22b) Aus der Abhängigkeit von dem sich aus der Menge entnommenen Wassers ergebenden Umfang des Vorteils folgt zugleich, dass sich das Wasserentnahmeentgelt hinreichend scharf von Steuern unterscheidet, für welche die fehlende Abhängigkeit von einer Gegenleistung konstitutiv ist ( u.a. - BVerfGE 93, 319 <346 f.>).
23c) Die staatliche Leistung der Gewährung eines Zugriffs auf das Grundwasser als Gut der Allgemeinheit steht darüber hinaus in einem angemessenen Verhältnis zur Höhe des Wasserentnahmeentgelts. Diese ist im Hinblick auf die Zwecke des Vorteilsausgleichs und der Verhaltenslenkung sachlich gerechtfertigt.
24aa) Die für die Abgrenzung zur Steuer unerlässliche Abhängigkeit der Wasserentnahmeentgelte von einer Gegenleistung bleibt nur erhalten, wenn deren Höhe den Wert der öffentlichen Leistung nicht übersteigt. Andernfalls würde die Abgabe insoweit - wie die Steuer - "voraussetzungslos" erhoben. (vgl. u.a. - BVerfGE 93, 319 <347>).
25Wasser als Gut der Allgemeinheit hat keinen Marktpreis. Gleichwohl kommt ihm als knapper Ressource ein Wert an sich zu. Das Wasser ist eine der wichtigsten Grundlagen menschlichen, tierischen und pflanzlichen Lebens. Es wird nicht nur als Trink- und Brauchwasser, sondern auch als Produktionsmittel benötigt. Auch das Wasserentnahmeentgeltgesetz geht von einem objektiven Wert des Wassers aus. Dies verdeutlicht gerade die streitgegenständliche Gesetzesänderung, die subjektive Faktoren wie die wirtschaftliche Nutzung oder den Verwendungszweck des Wassers zurückgedrängt hat.

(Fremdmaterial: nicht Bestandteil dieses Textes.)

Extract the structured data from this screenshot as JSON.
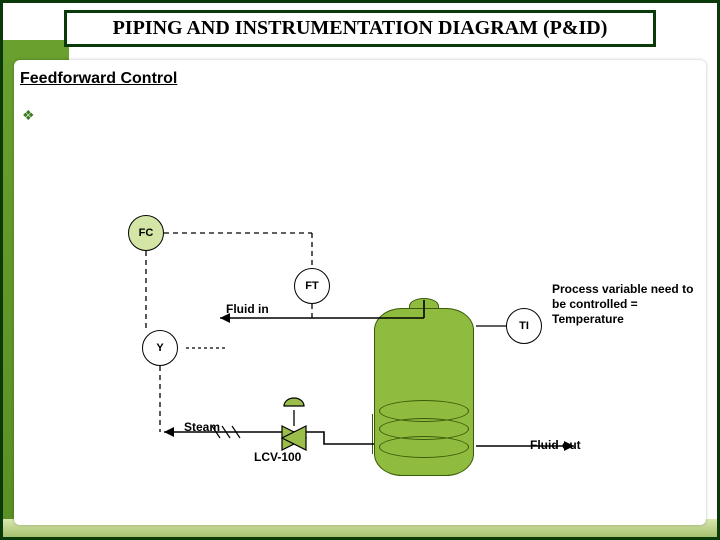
{
  "title": "PIPING AND INSTRUMENTATION DIAGRAM (P&ID)",
  "section": "Feedforward Control",
  "bullet_symbol": "❖",
  "instruments": {
    "fc_tag": "FC",
    "ft_tag": "FT",
    "y_tag": "Y",
    "ti_tag": "TI"
  },
  "labels": {
    "fluid_in": "Fluid in",
    "steam": "Steam",
    "lcv": "LCV-100",
    "fluid_out": "Fluid out"
  },
  "note": "Process variable need to be controlled = Temperature",
  "colors": {
    "frame_dark": "#0a3a0a",
    "accent_green": "#8fbc3f",
    "light_green": "#d3e6a6"
  },
  "diagram_semantics": {
    "control_type": "feedforward",
    "manipulated_variable": "steam flow via LCV-100",
    "controlled_variable": "temperature (TI)",
    "disturbance_measured": "fluid inlet flow (FT)",
    "signal_lines": "dashed = instrument/signal, solid = process piping",
    "instruments": [
      {
        "tag": "FC",
        "role": "flow controller (feedforward block)"
      },
      {
        "tag": "FT",
        "role": "flow transmitter on fluid-in line"
      },
      {
        "tag": "Y",
        "role": "computing relay / I-P converter to valve"
      },
      {
        "tag": "TI",
        "role": "temperature indicator on tank"
      }
    ]
  }
}
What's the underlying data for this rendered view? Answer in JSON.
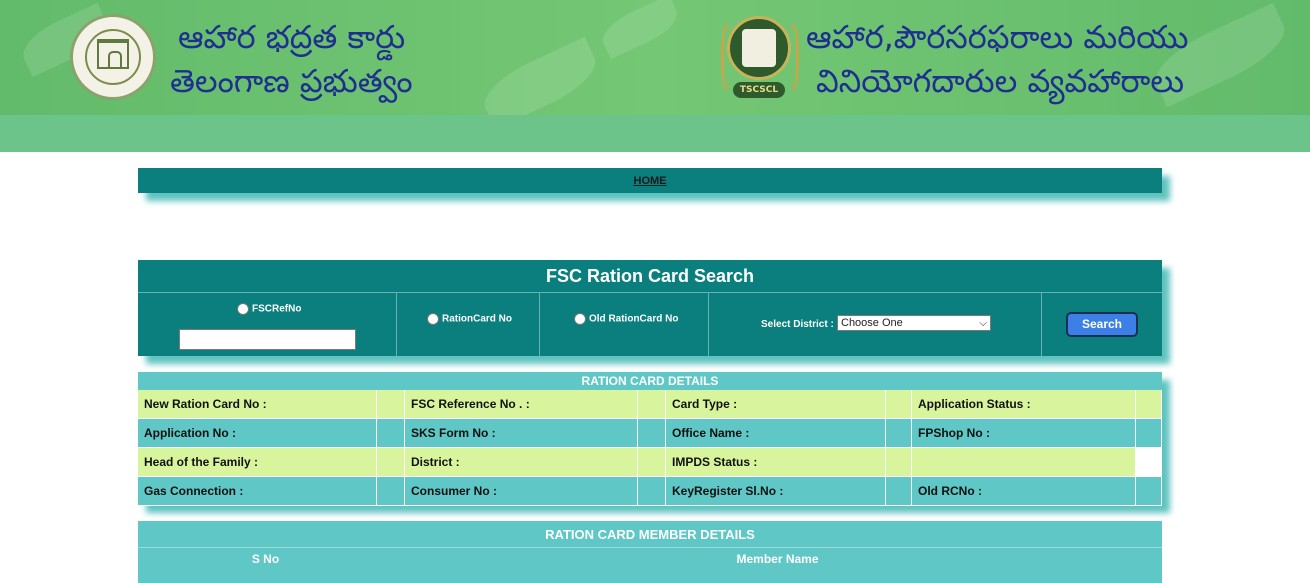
{
  "header": {
    "left_title_line1": "ఆహార భద్రత కార్డు",
    "left_title_line2": "తెలంగాణ ప్రభుత్వం",
    "right_title_line1": "ఆహార,పౌరసరఫరాలు మరియు",
    "right_title_line2": "వినియోగదారుల వ్యవహారాలు",
    "right_logo_badge": "TSCSCL"
  },
  "nav": {
    "home": "HOME"
  },
  "search": {
    "title": "FSC Ration Card Search",
    "options": [
      "FSCRefNo",
      "RationCard No",
      "Old RationCard No"
    ],
    "district_label": "Select District :",
    "district_value": "Choose One",
    "button": "Search"
  },
  "details": {
    "title": "RATION CARD DETAILS",
    "rows": [
      [
        "New Ration Card No :",
        "",
        "FSC Reference No . :",
        "",
        "Card Type :",
        "",
        "Application Status :",
        ""
      ],
      [
        "Application No :",
        "",
        "SKS Form No :",
        "",
        "Office Name :",
        "",
        "FPShop No :",
        ""
      ],
      [
        "Head of the Family :",
        "",
        "District :",
        "",
        "IMPDS Status :",
        "",
        "",
        ""
      ],
      [
        "Gas Connection :",
        "",
        "Consumer No :",
        "",
        "KeyRegister Sl.No :",
        "",
        "Old RCNo :",
        ""
      ]
    ]
  },
  "members": {
    "title": "RATION CARD MEMBER DETAILS",
    "columns": [
      "S No",
      "Member Name"
    ]
  },
  "colors": {
    "header_green": "#6cc47a",
    "panel_teal": "#0a7f7d",
    "details_teal": "#5fc7c5",
    "details_lime": "#d8f59d",
    "title_blue": "#1f2f8f",
    "button_blue": "#3c7fe6"
  }
}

Der Gesetzgeber misst nunmehr - unbeschadet von Ausnahmen nach § 1 Abs. 2, § 2 Abs. 2 Satz 2 und 3 WasEG - im Grundsatz dem Verwendungszweck des Wassers keine Bedeutung mehr bei, sondern erhebt das Entnahmeentgelt allein nach der vom Entgeltpflichtigen entnommenen Wassermenge (§ 2 Abs. 1 WasEG).
26Der Umstand, dass sich der Vorteil einer öffentlichen Leistung für den Abgabepflichtigen nicht exakt und im Voraus ermitteln lässt, schließt die Erhebung einer Vorteilsabschöpfungsabgabe nicht aus. Sofern kein Marktpreis und keine allgemein anerkannte Bewertungsmethode für die Bestimmung des Wertes des öffentlichen Gutes existieren, hat der Gesetzgeber einen weiten Gestaltungs- und Einschätzungsspielraum bei der Festlegung der Abgabenhöhe. Er darf sich dabei allerdings weder an sachfremden Merkmalen orientieren, noch darf die Höhe der Abgabe in einem groben Missverhältnis zur Bewertung des Vorteils, gemessen an den vernünftigerweise in Betracht kommenden Hilfskriterien, stehen (vgl. u.a. - BVerfGE 108,1 <19>; Kammerbeschluss vom - 1 BvR 1801/07 u.a. - NVwZ 2010, 831 <832>).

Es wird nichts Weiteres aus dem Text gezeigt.